PROJECT SUMMARY: Age and the ɛ4 allele of apolipoprotein E (apoE) are the two greatest risk factors for developing Late Onset Alzheimer’s Disease (LOAD). As there is no known cure for or cause of LOAD, understanding the mechanism underlying known risk factors is paramount for moving therapeutic research forward. ApoE mediates its physiological effects in the brain by binding to cognate receptors like apoER2, which is found in multiple splice isoforms or variants that are precisely regulated. Recent studies have discovered a novel link between aging, neurodegeneration and alternative splicing. Interestingly, alternative splicing of the apoE receptor apoER2 is altered in Alzheimer’s disease (AD). Therefore, abnormal alternative splicing in aging and neurodegeneration may alter the interactome of the key AD risk factor APOE through apoER2, influencing APOE physiological function and highlighting a new scientific paradigm through which to investigate the role of APOE in LOAD. The overall goal of this proposal is to investigate whether splicing of apoER2 is altered in AD and to uncover modifiers of apoER2 splicing events. The central hypothesis is that apoER2 isoform balance is perturbed in AD due to altered posttranslational regulation of splicing factors, correlating with pathology development across the brain. To investigate this hypothesis, two specific aims are proposed. In Aim 1, the isoform distribution of apoER2 will be determined across AD Braak stage and brain region compared to healthy individuals using single molecule long read sequencing and qPCR. In Aim 2, regulation of a specific apoER2 splicing event by a splicing factor will be probed using a variety of in vitro techniques including RNA- Immunoprecipitations, splicing reporter assays and gel shift assays. Completion of this proposal will be highly significant, providing a novel scientific model through which to view conferred APOE risk in AD: altered splicing regulation of the cognate receptor apoER2. This proposal incorporates bioinformatics, synaptic biology and RNA biology into one integrated training plan providing the applicant a well-rounded and rich fellowship training experience. This is accomplished by an expansive network of supporting sponsors and collaborators who have pledged to guide the applicant through the proposed research and facilitate her development into an independent research neuroscientist.

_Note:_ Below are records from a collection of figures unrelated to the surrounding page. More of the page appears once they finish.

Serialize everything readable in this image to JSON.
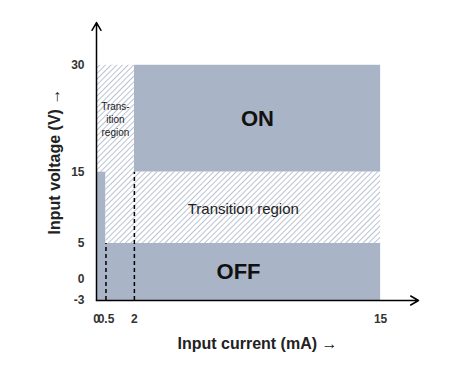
{
  "chart_data": {
    "type": "region",
    "xlabel": "Input current (mA)",
    "ylabel": "Input voltage (V)",
    "xlim": [
      0,
      17
    ],
    "ylim": [
      -3,
      36
    ],
    "xticks": [
      0,
      0.5,
      2,
      15
    ],
    "yticks": [
      -3,
      0,
      5,
      15,
      30
    ],
    "regions": [
      {
        "label": "ON",
        "x": [
          2,
          15
        ],
        "y": [
          15,
          30
        ],
        "color": "#a9b4c7",
        "fill": "solid"
      },
      {
        "label": "Trans-\nition\nregion",
        "x": [
          0,
          2
        ],
        "y": [
          15,
          30
        ],
        "color": "#a9b4c7",
        "fill": "hatched"
      },
      {
        "x": [
          0,
          0.5
        ],
        "y": [
          -3,
          15
        ],
        "color": "#a9b4c7",
        "fill": "solid"
      },
      {
        "label": "Transition region",
        "x": [
          0.5,
          15
        ],
        "y": [
          5,
          15
        ],
        "color": "#a9b4c7",
        "fill": "hatched"
      },
      {
        "label": "OFF",
        "x": [
          0,
          15
        ],
        "y": [
          -3,
          5
        ],
        "color": "#a9b4c7",
        "fill": "solid"
      }
    ],
    "lines": [
      {
        "x": 0.5,
        "y": [
          -3,
          5
        ]
      },
      {
        "x": 2,
        "y": [
          -3,
          15
        ]
      }
    ],
    "line_style": "dashed"
  }
}
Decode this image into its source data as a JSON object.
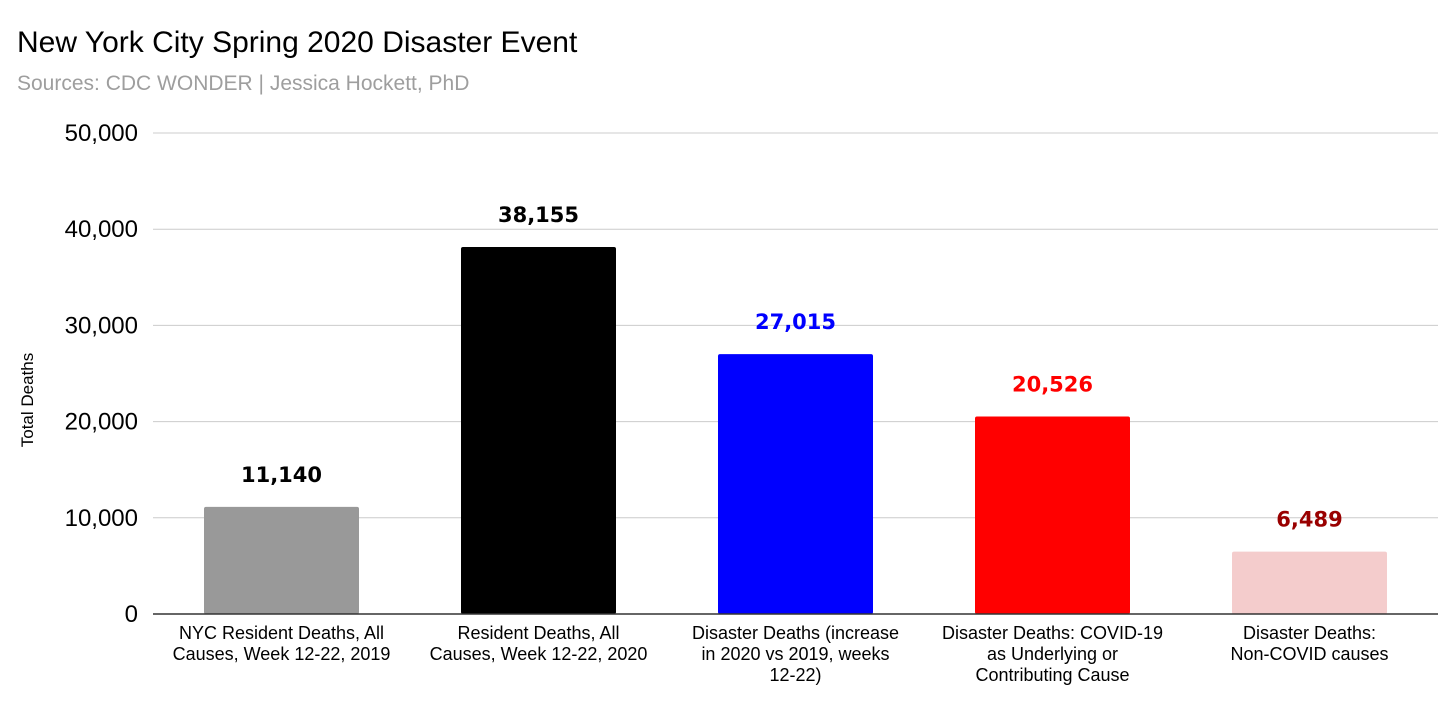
{
  "chart_data": {
    "type": "bar",
    "title": "New York City Spring 2020 Disaster Event",
    "subtitle": "Sources: CDC WONDER | Jessica Hockett, PhD",
    "xlabel": "",
    "ylabel": "Total Deaths",
    "ylim": [
      0,
      50000
    ],
    "yticks": [
      0,
      10000,
      20000,
      30000,
      40000,
      50000
    ],
    "ytick_labels": [
      "0",
      "10,000",
      "20,000",
      "30,000",
      "40,000",
      "50,000"
    ],
    "grid": true,
    "categories": [
      [
        "NYC Resident Deaths, All",
        "Causes, Week 12-22, 2019"
      ],
      [
        "Resident Deaths, All",
        "Causes, Week 12-22, 2020"
      ],
      [
        "Disaster Deaths (increase",
        "in 2020 vs 2019, weeks",
        "12-22)"
      ],
      [
        "Disaster Deaths: COVID-19",
        "as Underlying or",
        "Contributing Cause"
      ],
      [
        "Disaster Deaths:",
        "Non-COVID causes"
      ]
    ],
    "values": [
      11140,
      38155,
      27015,
      20526,
      6489
    ],
    "value_labels": [
      "11,140",
      "38,155",
      "27,015",
      "20,526",
      "6,489"
    ],
    "bar_colors": [
      "#999999",
      "#000000",
      "#0000ff",
      "#ff0000",
      "#f4cccc"
    ],
    "label_colors": [
      "#000000",
      "#000000",
      "#0000ff",
      "#ff0000",
      "#990000"
    ]
  }
}
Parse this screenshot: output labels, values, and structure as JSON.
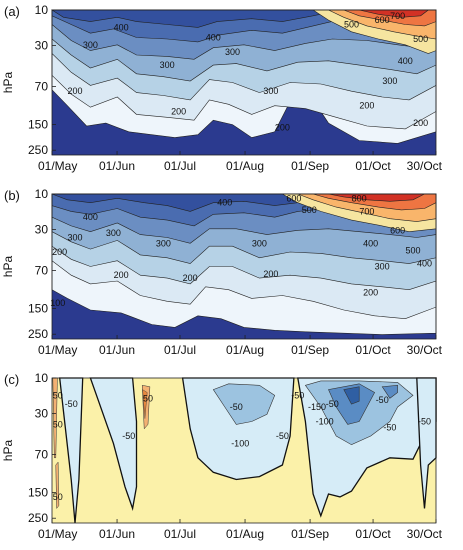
{
  "chart_data": [
    {
      "type": "contour",
      "panel_label": "(a)",
      "ylabel": "hPa",
      "y_scale": "log",
      "y_ticks": [
        "10",
        "30",
        "70",
        "150",
        "250"
      ],
      "x_ticks": [
        "01/May",
        "01/Jun",
        "01/Jul",
        "01/Aug",
        "01/Sep",
        "01/Oct",
        "30/Oct"
      ],
      "contour_levels": [
        100,
        200,
        300,
        400,
        500,
        600,
        700,
        800
      ],
      "contour_labels": [
        "400",
        "300",
        "300",
        "200",
        "200",
        "400",
        "300",
        "300",
        "200",
        "500",
        "600",
        "700",
        "500",
        "400",
        "300",
        "200",
        "200"
      ],
      "colors": [
        "#2b3a8f",
        "#33509e",
        "#4a6cb0",
        "#6b8ec2",
        "#8fb1d4",
        "#b6d2e6",
        "#dbe9f4",
        "#f6e5a0",
        "#f9b56b",
        "#ee7542",
        "#d23125"
      ]
    },
    {
      "type": "contour",
      "panel_label": "(b)",
      "ylabel": "hPa",
      "y_scale": "log",
      "y_ticks": [
        "10",
        "30",
        "70",
        "150",
        "250"
      ],
      "x_ticks": [
        "01/May",
        "01/Jun",
        "01/Jul",
        "01/Aug",
        "01/Sep",
        "01/Oct",
        "30/Oct"
      ],
      "contour_levels": [
        100,
        200,
        300,
        400,
        500,
        600,
        700,
        800
      ],
      "contour_labels": [
        "300",
        "200",
        "100",
        "400",
        "300",
        "200",
        "300",
        "200",
        "400",
        "300",
        "200",
        "600",
        "500",
        "400",
        "300",
        "200",
        "800",
        "700",
        "600",
        "500",
        "400"
      ],
      "colors": [
        "#2b3a8f",
        "#33509e",
        "#4a6cb0",
        "#6b8ec2",
        "#8fb1d4",
        "#b6d2e6",
        "#dbe9f4",
        "#f6e5a0",
        "#f9b56b",
        "#ee7542",
        "#d23125"
      ]
    },
    {
      "type": "contour",
      "panel_label": "(c)",
      "ylabel": "hPa",
      "y_scale": "log",
      "y_ticks": [
        "10",
        "30",
        "70",
        "150",
        "250"
      ],
      "x_ticks": [
        "01/May",
        "01/Jun",
        "01/Jul",
        "01/Aug",
        "01/Sep",
        "01/Oct",
        "30/Oct"
      ],
      "contour_levels": [
        -150,
        -100,
        -50,
        0,
        50
      ],
      "contour_labels": [
        "50",
        "-50",
        "50",
        "50",
        "-50",
        "-50",
        "-100",
        "-50",
        "-50",
        "-150",
        "-100",
        "-50",
        "-50",
        "-50",
        "-50",
        "50"
      ],
      "colors": [
        "#2f5fa3",
        "#5a8cc4",
        "#9cc3e0",
        "#d6ecf7",
        "#fbf1a9",
        "#f3b173",
        "#e8883f"
      ]
    }
  ]
}
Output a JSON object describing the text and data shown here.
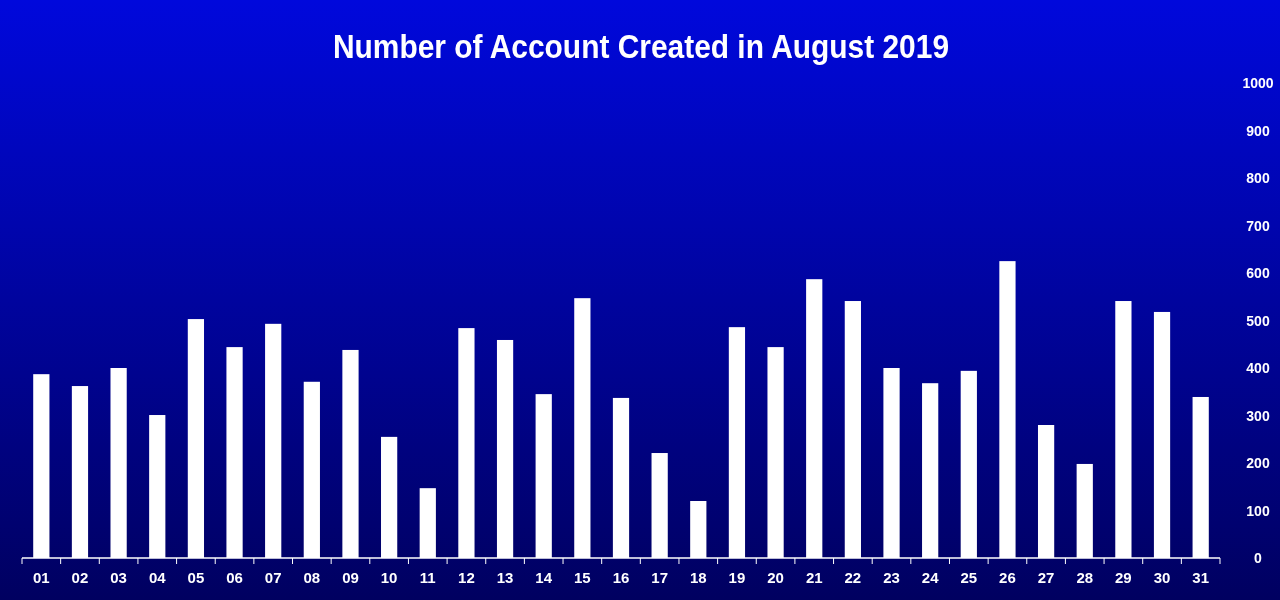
{
  "chart_data": {
    "type": "bar",
    "title": "Number of Account Created in August 2019",
    "categories": [
      "01",
      "02",
      "03",
      "04",
      "05",
      "06",
      "07",
      "08",
      "09",
      "10",
      "11",
      "12",
      "13",
      "14",
      "15",
      "16",
      "17",
      "18",
      "19",
      "20",
      "21",
      "22",
      "23",
      "24",
      "25",
      "26",
      "27",
      "28",
      "29",
      "30",
      "31"
    ],
    "values": [
      387,
      362,
      400,
      301,
      503,
      444,
      493,
      371,
      438,
      255,
      147,
      484,
      459,
      345,
      547,
      337,
      221,
      120,
      486,
      444,
      587,
      541,
      400,
      368,
      394,
      625,
      280,
      198,
      541,
      518,
      339
    ],
    "color": "#ffffff",
    "ylim": [
      0,
      1000
    ],
    "yticks": [
      0,
      100,
      200,
      300,
      400,
      500,
      600,
      700,
      800,
      900,
      1000
    ],
    "grid": false
  }
}
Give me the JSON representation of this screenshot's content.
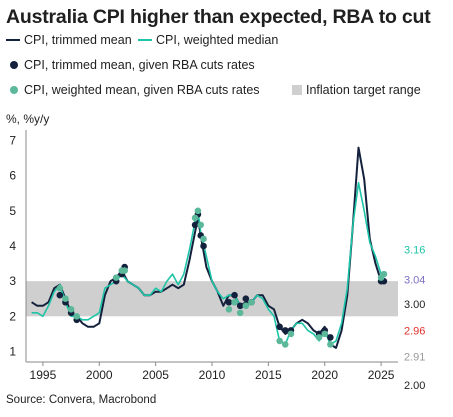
{
  "title": "Australia CPI higher than expected, RBA to cut",
  "unit_label": "%, %y/y",
  "source": "Source: Convera, Macrobond",
  "legend": [
    {
      "label": "CPI, trimmed mean",
      "kind": "line",
      "color": "#14213d"
    },
    {
      "label": "CPI, weighted median",
      "kind": "line",
      "color": "#1ec4a8"
    },
    {
      "label": "CPI, trimmed mean, given RBA cuts rates",
      "kind": "dot",
      "color": "#14213d"
    },
    {
      "label": "CPI, weighted mean, given RBA cuts rates",
      "kind": "dot",
      "color": "#5cb89a"
    },
    {
      "label": "Inflation target range",
      "kind": "box",
      "color": "#cfcfcf"
    }
  ],
  "chart_data": {
    "type": "line",
    "xlim": [
      1993.5,
      2026.5
    ],
    "ylim": [
      0.7,
      7.3
    ],
    "x_ticks": [
      1995,
      2000,
      2005,
      2010,
      2015,
      2020,
      2025
    ],
    "y_ticks": [
      1,
      2,
      3,
      4,
      5,
      6,
      7
    ],
    "target_band": [
      2,
      3
    ],
    "series": [
      {
        "name": "CPI, trimmed mean",
        "color": "#14213d",
        "points": [
          [
            1994,
            2.4
          ],
          [
            1994.5,
            2.3
          ],
          [
            1995,
            2.3
          ],
          [
            1995.5,
            2.4
          ],
          [
            1996,
            2.8
          ],
          [
            1996.5,
            2.9
          ],
          [
            1997,
            2.5
          ],
          [
            1997.5,
            2.1
          ],
          [
            1998,
            2.0
          ],
          [
            1998.5,
            1.8
          ],
          [
            1999,
            1.7
          ],
          [
            1999.5,
            1.7
          ],
          [
            2000,
            1.8
          ],
          [
            2000.5,
            2.6
          ],
          [
            2001,
            3.0
          ],
          [
            2001.5,
            3.1
          ],
          [
            2002,
            3.3
          ],
          [
            2002.5,
            3.0
          ],
          [
            2003,
            2.9
          ],
          [
            2003.5,
            2.8
          ],
          [
            2004,
            2.6
          ],
          [
            2004.5,
            2.6
          ],
          [
            2005,
            2.7
          ],
          [
            2005.5,
            2.7
          ],
          [
            2006,
            2.8
          ],
          [
            2006.5,
            2.9
          ],
          [
            2007,
            2.8
          ],
          [
            2007.5,
            2.9
          ],
          [
            2008,
            3.6
          ],
          [
            2008.5,
            4.4
          ],
          [
            2008.75,
            4.8
          ],
          [
            2009,
            4.3
          ],
          [
            2009.5,
            3.4
          ],
          [
            2010,
            3.0
          ],
          [
            2010.5,
            2.7
          ],
          [
            2011,
            2.3
          ],
          [
            2011.5,
            2.6
          ],
          [
            2012,
            2.6
          ],
          [
            2012.5,
            2.3
          ],
          [
            2013,
            2.4
          ],
          [
            2013.5,
            2.4
          ],
          [
            2014,
            2.6
          ],
          [
            2014.5,
            2.6
          ],
          [
            2015,
            2.3
          ],
          [
            2015.5,
            2.2
          ],
          [
            2016,
            1.7
          ],
          [
            2016.5,
            1.5
          ],
          [
            2017,
            1.6
          ],
          [
            2017.5,
            1.8
          ],
          [
            2018,
            1.9
          ],
          [
            2018.5,
            1.8
          ],
          [
            2019,
            1.6
          ],
          [
            2019.5,
            1.5
          ],
          [
            2020,
            1.7
          ],
          [
            2020.5,
            1.2
          ],
          [
            2021,
            1.1
          ],
          [
            2021.5,
            1.6
          ],
          [
            2022,
            2.6
          ],
          [
            2022.5,
            4.6
          ],
          [
            2023,
            6.8
          ],
          [
            2023.5,
            5.9
          ],
          [
            2024,
            4.2
          ],
          [
            2024.5,
            3.5
          ],
          [
            2025,
            3.0
          ]
        ]
      },
      {
        "name": "CPI, weighted median",
        "color": "#1ec4a8",
        "points": [
          [
            1994,
            2.1
          ],
          [
            1994.5,
            2.1
          ],
          [
            1995,
            2.0
          ],
          [
            1995.5,
            2.3
          ],
          [
            1996,
            2.7
          ],
          [
            1996.5,
            2.9
          ],
          [
            1997,
            2.4
          ],
          [
            1997.5,
            2.0
          ],
          [
            1998,
            2.0
          ],
          [
            1998.5,
            1.9
          ],
          [
            1999,
            1.9
          ],
          [
            1999.5,
            2.0
          ],
          [
            2000,
            2.1
          ],
          [
            2000.5,
            2.8
          ],
          [
            2001,
            2.9
          ],
          [
            2001.5,
            3.0
          ],
          [
            2002,
            3.2
          ],
          [
            2002.5,
            3.0
          ],
          [
            2003,
            2.9
          ],
          [
            2003.5,
            2.8
          ],
          [
            2004,
            2.6
          ],
          [
            2004.5,
            2.6
          ],
          [
            2005,
            2.8
          ],
          [
            2005.5,
            2.7
          ],
          [
            2006,
            3.0
          ],
          [
            2006.5,
            3.2
          ],
          [
            2007,
            2.9
          ],
          [
            2007.5,
            3.2
          ],
          [
            2008,
            3.9
          ],
          [
            2008.5,
            4.7
          ],
          [
            2008.75,
            5.0
          ],
          [
            2009,
            4.4
          ],
          [
            2009.5,
            3.7
          ],
          [
            2010,
            3.0
          ],
          [
            2010.5,
            2.7
          ],
          [
            2011,
            2.5
          ],
          [
            2011.5,
            2.6
          ],
          [
            2012,
            2.6
          ],
          [
            2012.5,
            2.3
          ],
          [
            2013,
            2.3
          ],
          [
            2013.5,
            2.4
          ],
          [
            2014,
            2.6
          ],
          [
            2014.5,
            2.5
          ],
          [
            2015,
            2.2
          ],
          [
            2015.5,
            2.0
          ],
          [
            2016,
            1.3
          ],
          [
            2016.5,
            1.2
          ],
          [
            2017,
            1.6
          ],
          [
            2017.5,
            1.8
          ],
          [
            2018,
            1.8
          ],
          [
            2018.5,
            1.6
          ],
          [
            2019,
            1.5
          ],
          [
            2019.5,
            1.3
          ],
          [
            2020,
            1.6
          ],
          [
            2020.5,
            1.2
          ],
          [
            2021,
            1.3
          ],
          [
            2021.5,
            1.8
          ],
          [
            2022,
            2.8
          ],
          [
            2022.5,
            4.6
          ],
          [
            2023,
            5.8
          ],
          [
            2023.5,
            5.0
          ],
          [
            2024,
            4.1
          ],
          [
            2024.5,
            3.7
          ],
          [
            2025,
            3.2
          ]
        ]
      }
    ],
    "dot_series": [
      {
        "name": "CPI, trimmed mean, given RBA cuts rates",
        "color": "#14213d",
        "points": [
          [
            1996.5,
            2.6
          ],
          [
            1997,
            2.4
          ],
          [
            1997.5,
            2.1
          ],
          [
            1998,
            1.9
          ],
          [
            2001.5,
            3.0
          ],
          [
            2002,
            3.2
          ],
          [
            2002.25,
            3.4
          ],
          [
            2008.5,
            4.6
          ],
          [
            2008.75,
            4.9
          ],
          [
            2009,
            4.3
          ],
          [
            2009.25,
            4.0
          ],
          [
            2011.5,
            2.4
          ],
          [
            2012,
            2.6
          ],
          [
            2012.5,
            2.3
          ],
          [
            2013,
            2.5
          ],
          [
            2013.5,
            2.4
          ],
          [
            2016,
            1.7
          ],
          [
            2016.5,
            1.6
          ],
          [
            2017,
            1.6
          ],
          [
            2019.5,
            1.5
          ],
          [
            2020,
            1.6
          ],
          [
            2020.5,
            1.4
          ],
          [
            2025,
            3.0
          ],
          [
            2025.25,
            3.0
          ]
        ]
      },
      {
        "name": "CPI, weighted mean, given RBA cuts rates",
        "color": "#5cb89a",
        "points": [
          [
            1996.5,
            2.8
          ],
          [
            1997,
            2.5
          ],
          [
            1997.5,
            2.2
          ],
          [
            1998,
            2.0
          ],
          [
            2001.5,
            3.1
          ],
          [
            2002,
            3.3
          ],
          [
            2002.25,
            3.3
          ],
          [
            2008.5,
            4.8
          ],
          [
            2008.75,
            5.0
          ],
          [
            2009,
            4.6
          ],
          [
            2009.25,
            4.2
          ],
          [
            2011.5,
            2.2
          ],
          [
            2012,
            2.4
          ],
          [
            2012.5,
            2.1
          ],
          [
            2013,
            2.3
          ],
          [
            2013.5,
            2.4
          ],
          [
            2016,
            1.3
          ],
          [
            2016.5,
            1.2
          ],
          [
            2017,
            1.5
          ],
          [
            2019.5,
            1.4
          ],
          [
            2020,
            1.5
          ],
          [
            2020.5,
            1.2
          ],
          [
            2025,
            3.1
          ],
          [
            2025.25,
            3.2
          ]
        ]
      }
    ],
    "end_labels": [
      {
        "text": "3.16",
        "y": 3.9,
        "color": "#1ec4a8"
      },
      {
        "text": "3.04",
        "y": 3.05,
        "color": "#7a6fc4"
      },
      {
        "text": "3.00",
        "y": 2.35,
        "color": "#1f1f1f"
      },
      {
        "text": "2.96",
        "y": 1.6,
        "color": "#e0312b"
      },
      {
        "text": "2.91",
        "y": 0.85,
        "color": "#9a9a9a"
      },
      {
        "text": "2.00",
        "y": 0.05,
        "color": "#1f1f1f"
      }
    ]
  }
}
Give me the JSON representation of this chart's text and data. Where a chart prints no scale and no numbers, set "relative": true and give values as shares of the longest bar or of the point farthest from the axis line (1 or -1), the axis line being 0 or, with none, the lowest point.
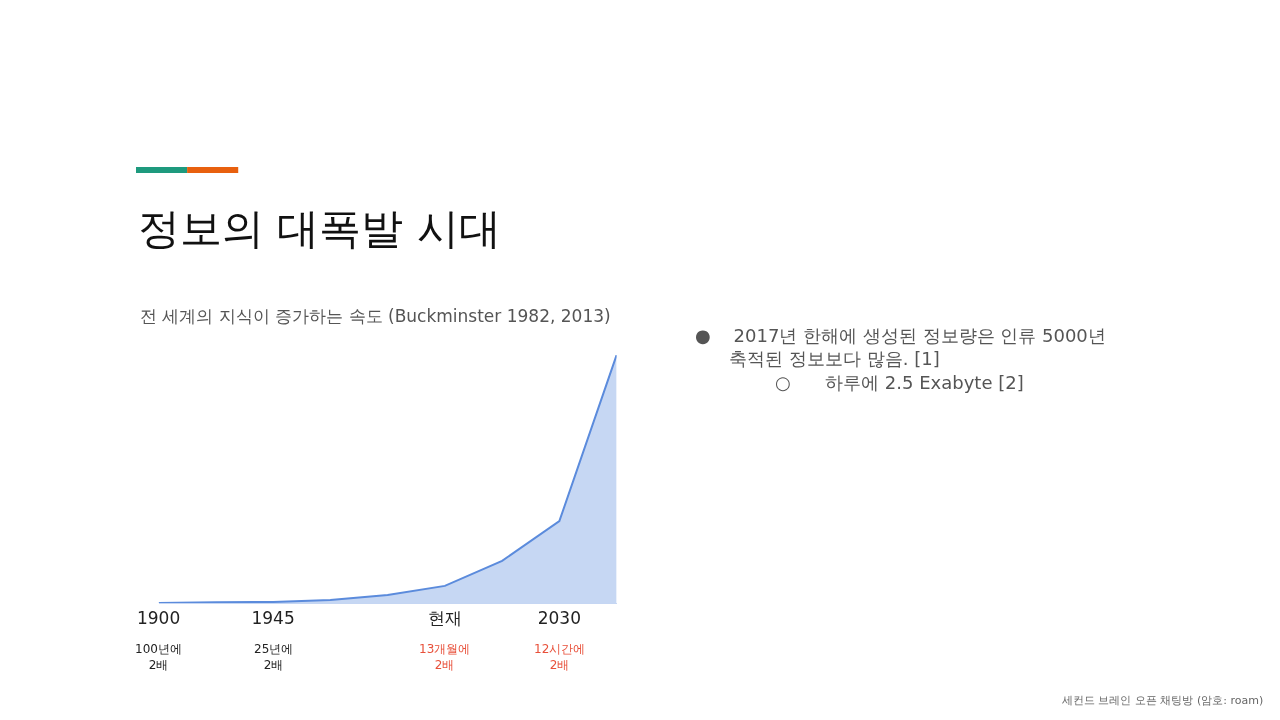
{
  "chart_data": {
    "type": "area",
    "relative": true,
    "title": "정보의 대폭발 시대",
    "subtitle": "전 세계의 지식이 증가하는 속도 (Buckminster 1982, 2013)",
    "categories": [
      "1900",
      null,
      "1945",
      null,
      null,
      "현재",
      null,
      "2030",
      null
    ],
    "series": [
      {
        "color": "#5b8bdc",
        "values": [
          0,
          0.003,
          0.004,
          0.012,
          0.032,
          0.069,
          0.17,
          0.33,
          1
        ]
      }
    ],
    "annotations": [
      "100년에\n2배",
      "25년에\n2배",
      "13개월에\n2배",
      "12시간에\n2배",
      "●    2017년 한해에 생성된 정보량은 인류 5000년\n      축적된 정보보다 많음. [1]\n              ○      하루에 2.5 Exabyte [2]",
      "세컨드 브레인 오픈 채팅방 (암호: roam)"
    ],
    "line_style": "solid"
  }
}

项目摘要：年龄和ɛ4载脂蛋白E（APOE）的等位基因是两个最大的风险因素 发展阿尔茨海默氏病晚期（负载）。由于没有已知的治疗或负载原因，所以 了解危险因素的基本机制对于移动治疗研究至关重要 向前。 ApoE通过与apoer2（如Apoer2）结合的同源受体来介导其在大脑中的身体作用， 在精确调节的多种剪接同工型或变体中发现。最近的研究发现了 衰老，神经变性和替代剪接之间的新型联系。有趣的是，替代剪接 Apoe受体apoer2在阿尔茨海默氏病（AD）中发生了变化。因此，衰老中的异常替代剪接 神经变性可能会通过Apoer2（影响者）改变关键AD风险因素APOE的相互作用 APOE的身体功能并突出了一种新的科学范式，以调查该范式 负载中的apoe。该提案的总体目标是调查apoer2的剪接是否改变 在AD中并发现ApoER2剪接事件的修饰符。中心假设是Apoer2同工型 由于剪接因子的翻译后调节改变，平衡在AD中受到干扰，与之相关 整个大脑的病理发展。为了研究这一假设，提出了两个具体目标。目标 1，与APOER2的同工型分布将在AD Braak阶段和大脑区域确定 使用单分子长读取测序和qPCR的健康个体。在AIM 2中，对特定的调节 通过多种体外技术（包括RNA- 免疫沉淀，剪接记者测定法和凝胶转移测定法。该提议的完成将是高度的 重要的是，提供了一种新颖的科学模型，通过该模型可以在AD中查看会议的APOE风险： 同源受体apoer2的剪接调节。该提案结合了生物信息学，突触 生物学和RNA生物学成为一个综合培训计划，为申请人提供了全面且丰富的 奖学金培训经验。这是通过支持赞助商和的广泛网络来完成的 通过拟议的研究指导适用并促进她的合作者 发展成独立的研究神经科学家。